3. 機能訓練室、および浴室Aを通所者(デイケア利用者)と入所者が共用
部門分けが無く、機能訓練室、浴室A、レクリエーションルームを通所者と入所者が共用する。このような共用を前提とした問題は練習課題3にあった。
4. 敷地接道
東西2並行道路であり、その道路を挟んで集合住宅(否定的用途)、北がサテライト型の本体となる病院、南側が公園という共に肯定的用途であった。ただし、東側道路斜線については、西側主道路の適用距離30m外ではあるが、幅員18mの2Aかつ35m以内の範囲に敷地が含まれる事から、東側にも18mの道路があるものと考えてよかった。(つまり、実質的には考慮しなくてよかった。)
5. 敷地の大きさ
正方形に近い形であり、南北38m×東西35mは、練習課題2(従来型)と全く同様であった。
6. 用途地域
第一種住居地域であり、南側は公園なので採光緩和があるが、北側に面して利用者用居室がある場合、基準階の3階であれば3.5m、5階が北面で揃っていれば、1階においては6mの後退が必要となり、現実的ではなく、光庭の導入が必要(留意事項(1)③には「食堂、食堂・デイルーム、レクリエーションルーム等の共用部については、自然光を積極的に取り入れる・・」とある)と思われる。 正方形に近い敷地における光庭の導入については、練習課題1、6において学習した。
7. 配置において「1階又は2階」指示の室が多く、面積が大きい
このような場合、かなりの部分が2階配置になるものと考えられ、解法については練習課題3、4、5、6において学習した。
8. 留意事項(1)①「バリアフリー、セキュリティ等に配慮する。
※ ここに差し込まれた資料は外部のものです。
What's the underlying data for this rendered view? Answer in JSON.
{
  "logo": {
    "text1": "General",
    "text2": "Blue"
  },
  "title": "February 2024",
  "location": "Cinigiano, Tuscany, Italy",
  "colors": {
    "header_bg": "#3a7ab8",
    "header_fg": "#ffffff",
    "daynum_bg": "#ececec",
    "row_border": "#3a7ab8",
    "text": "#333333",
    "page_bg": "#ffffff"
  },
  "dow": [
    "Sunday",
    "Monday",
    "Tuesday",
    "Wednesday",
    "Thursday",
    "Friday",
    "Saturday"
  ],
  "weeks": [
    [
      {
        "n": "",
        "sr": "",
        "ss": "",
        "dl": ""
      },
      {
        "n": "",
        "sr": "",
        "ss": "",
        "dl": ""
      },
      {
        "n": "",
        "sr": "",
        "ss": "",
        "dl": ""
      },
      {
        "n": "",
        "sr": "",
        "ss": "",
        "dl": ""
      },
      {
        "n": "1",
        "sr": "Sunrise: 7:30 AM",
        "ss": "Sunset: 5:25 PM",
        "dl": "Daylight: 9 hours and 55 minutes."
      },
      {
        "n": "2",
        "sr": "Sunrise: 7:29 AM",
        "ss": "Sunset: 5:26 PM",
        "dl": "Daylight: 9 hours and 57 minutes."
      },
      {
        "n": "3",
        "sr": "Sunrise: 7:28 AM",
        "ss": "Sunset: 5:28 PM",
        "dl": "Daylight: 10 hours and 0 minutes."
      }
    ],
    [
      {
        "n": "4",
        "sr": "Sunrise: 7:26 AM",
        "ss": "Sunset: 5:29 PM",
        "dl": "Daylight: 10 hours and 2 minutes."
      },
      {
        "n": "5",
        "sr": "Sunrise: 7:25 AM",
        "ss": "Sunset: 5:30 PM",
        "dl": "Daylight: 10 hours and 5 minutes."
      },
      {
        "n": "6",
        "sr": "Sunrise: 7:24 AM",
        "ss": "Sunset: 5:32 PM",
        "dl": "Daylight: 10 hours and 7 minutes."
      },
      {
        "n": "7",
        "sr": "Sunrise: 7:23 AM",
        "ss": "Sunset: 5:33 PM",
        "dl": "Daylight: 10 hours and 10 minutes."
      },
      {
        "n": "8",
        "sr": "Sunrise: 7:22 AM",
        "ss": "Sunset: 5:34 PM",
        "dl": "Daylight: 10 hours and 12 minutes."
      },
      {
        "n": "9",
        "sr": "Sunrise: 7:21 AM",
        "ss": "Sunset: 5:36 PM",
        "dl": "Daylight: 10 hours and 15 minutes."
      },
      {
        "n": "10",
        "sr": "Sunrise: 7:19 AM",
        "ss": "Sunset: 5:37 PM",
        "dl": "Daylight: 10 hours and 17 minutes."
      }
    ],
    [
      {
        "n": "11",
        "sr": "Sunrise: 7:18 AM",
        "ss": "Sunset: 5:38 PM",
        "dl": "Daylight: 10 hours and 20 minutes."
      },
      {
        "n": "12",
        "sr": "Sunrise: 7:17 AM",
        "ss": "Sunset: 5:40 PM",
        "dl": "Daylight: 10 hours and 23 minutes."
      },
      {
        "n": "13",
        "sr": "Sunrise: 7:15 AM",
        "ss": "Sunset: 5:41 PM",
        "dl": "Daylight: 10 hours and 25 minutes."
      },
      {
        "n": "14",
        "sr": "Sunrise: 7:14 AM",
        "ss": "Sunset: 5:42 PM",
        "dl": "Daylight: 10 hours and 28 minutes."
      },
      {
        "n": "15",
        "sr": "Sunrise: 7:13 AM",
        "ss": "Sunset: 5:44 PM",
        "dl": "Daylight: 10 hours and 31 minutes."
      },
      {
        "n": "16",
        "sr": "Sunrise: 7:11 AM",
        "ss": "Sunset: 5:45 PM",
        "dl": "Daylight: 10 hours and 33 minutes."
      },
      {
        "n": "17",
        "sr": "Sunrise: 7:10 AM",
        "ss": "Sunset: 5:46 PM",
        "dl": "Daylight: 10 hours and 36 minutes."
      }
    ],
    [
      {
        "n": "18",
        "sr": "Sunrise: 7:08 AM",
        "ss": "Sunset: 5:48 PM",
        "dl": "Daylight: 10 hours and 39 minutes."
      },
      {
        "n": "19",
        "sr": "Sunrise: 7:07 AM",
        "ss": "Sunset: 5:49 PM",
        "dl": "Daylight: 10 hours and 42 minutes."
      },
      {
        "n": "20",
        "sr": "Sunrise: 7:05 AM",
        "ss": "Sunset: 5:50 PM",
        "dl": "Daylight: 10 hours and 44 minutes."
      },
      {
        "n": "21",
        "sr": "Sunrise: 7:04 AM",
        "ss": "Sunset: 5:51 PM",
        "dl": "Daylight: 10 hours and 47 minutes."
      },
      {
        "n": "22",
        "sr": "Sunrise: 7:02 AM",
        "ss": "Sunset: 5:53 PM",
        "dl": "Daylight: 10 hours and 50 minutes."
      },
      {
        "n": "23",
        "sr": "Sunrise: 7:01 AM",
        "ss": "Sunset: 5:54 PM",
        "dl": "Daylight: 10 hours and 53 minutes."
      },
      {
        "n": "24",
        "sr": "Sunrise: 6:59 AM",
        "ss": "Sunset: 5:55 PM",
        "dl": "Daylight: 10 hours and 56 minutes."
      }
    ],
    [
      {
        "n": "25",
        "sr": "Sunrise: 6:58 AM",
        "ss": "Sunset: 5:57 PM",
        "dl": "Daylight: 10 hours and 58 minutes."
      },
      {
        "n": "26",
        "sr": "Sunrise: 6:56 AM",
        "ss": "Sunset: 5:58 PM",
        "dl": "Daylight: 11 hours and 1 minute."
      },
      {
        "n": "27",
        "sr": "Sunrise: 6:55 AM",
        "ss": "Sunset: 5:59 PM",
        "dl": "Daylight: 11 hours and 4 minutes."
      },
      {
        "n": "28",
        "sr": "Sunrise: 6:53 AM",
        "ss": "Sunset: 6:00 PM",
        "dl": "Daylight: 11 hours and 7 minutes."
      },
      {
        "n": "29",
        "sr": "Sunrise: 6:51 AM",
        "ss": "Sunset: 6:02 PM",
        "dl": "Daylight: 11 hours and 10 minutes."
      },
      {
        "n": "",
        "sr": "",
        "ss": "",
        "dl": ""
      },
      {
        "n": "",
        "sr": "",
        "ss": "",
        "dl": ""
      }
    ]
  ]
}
」
バリアフリーについては特別特定建築物であるから、誘導基準を満たすことは当然であるが、セキュリティについては練習課題1で記述を含め出題したので、対応に迷うことはなかったはずである。
9. 留意事項(1)②「・・・避難等に配慮する。」
2つの避難階段による内部2方向避難と、療養室にバルコニー+適切な避難器具または屋外階段があれば好ましい。「避難」をキーワードとするバルコニー、避難器具等に関する対応は練習課題2、4、6において行った。
10. 留意事項(2)③「・・耐力壁等を設け、・・」
3平面における耐力壁等の解釈において、開口の多い方向において、横K型ブレースの配置については、練習課題1で学習した。
11. 留意事項(3)②「地震等の災害時においても、一定の機能を維持できるように配慮する。」
インフラ途絶を想定した対応については練習課題4において学習した。

以上が今年の製図本試験の特色であったが、全て練習課題において学んだ事項であるため、6課題を通して添削を受け、解答、解説を消化した人にとっては、予想外の項目は無かったものと思われる。